Almost 200 cities in the world in more then sixty countries now have a metro system and billions of journeys are made on them  each year. Here are some fascinating facts on a mode of transport which  is part of everyday life in more and more cities  across the globe.

  1. Six of the world’s ten busiest metro systems are in Asia- four can be found in China alone while the busiest, the Tokyo Subway, is in Japan.
  2. The London Underground first opened as an underground railway in 1863 and its first electrified underground line opened in 1890,making it the world’s oldest metro system.It is also the world ‘s second longest.

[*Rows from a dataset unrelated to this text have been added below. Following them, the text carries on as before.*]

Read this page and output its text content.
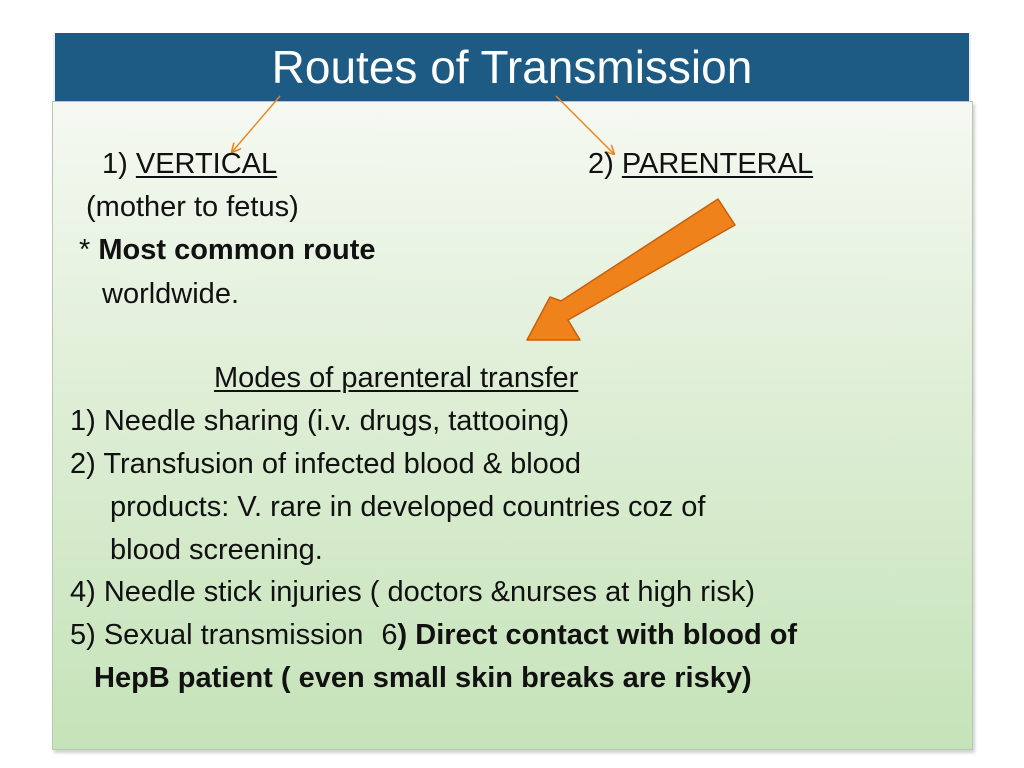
Routes of Transmission
1) VERTICAL
(mother to fetus)
* Most common route
worldwide.
2) PARENTERAL
Modes of parenteral transfer
1) Needle sharing (i.v. drugs, tattooing)
2) Transfusion of infected blood & blood
products: V. rare in developed countries coz of
blood screening.
4) Needle stick injuries ( doctors &nurses at high risk)
5) Sexual transmission 6) Direct contact with blood of
HepB patient ( even small skin breaks are risky)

  3. The Shanghai Metro is the world’s longest metro network at 803 kilometres  and has the highest annual ridership at 2.83 billion trips. The New York City Subway has the greatest number of stations with 472. The second biggest metro system in North America is Mexico City.
  4. The country with the most metro systems is China, with 40 in operation. India has 26 metro systems with the largest in Delhi.

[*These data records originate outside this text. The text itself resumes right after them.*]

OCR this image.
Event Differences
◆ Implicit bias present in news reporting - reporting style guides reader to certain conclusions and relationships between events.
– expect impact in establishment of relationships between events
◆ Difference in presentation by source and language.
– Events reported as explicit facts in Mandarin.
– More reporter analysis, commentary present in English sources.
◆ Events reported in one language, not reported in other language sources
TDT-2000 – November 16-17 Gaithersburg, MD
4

  5. In Europe, Moscow is the  busiest metro  followed by Paris
  6. Berlin’s U Bahn is regarded as one of the world’s most reliable, safe and comfortable public transport systems. In Berlin, 97 percent of Berliners raved about their city’s transport network, with their metro U-Bahn offering travellers 175 stations across nine simple-to-navigate lines.
  7. In Africa, the rise of mega cities ,with populations in excess of 10 million , such as  Lagos, Nairobi, Cairo, and Kinshasa has led to  a rapid growth in both urban rail systems, and more traditional heavy rail.
  8. Cairo has Africa’s oldest metro system ,which only opened in 1987 , and Addis Abiba it’s newest.
  9. After the London metro  the oldest in Europe is In Budapest . While the original metro line M1 is the oldest electrified underground railway in continental Europe, it is not the oldest underground railway. Outside of the United Kingdom, the oldest fully underground urban railway in the world is the Tünel line in Istanbul, built in 1875. However since Tünel is a funicular railway, it may or may not be considered a “metro” line, in the classic sense. In Budapest, The original line M1 ran for 5 kilometres. It was inaugurated on May 2, 1896, the year of the millennium (the thousandth anniversary of the arrival of the Magyars), by emperor Franz Joseph. It was named “Franz Joseph Underground Electric Railway Company”.
  10. The first section of Buenos Aires Underground opened in 1913, making it the 13th subway in the world and the first underground railway in Latin America, the Southern Hemisphere, and the Spanish-speaking world, with the Madrid Metro opening five years later, in 1919.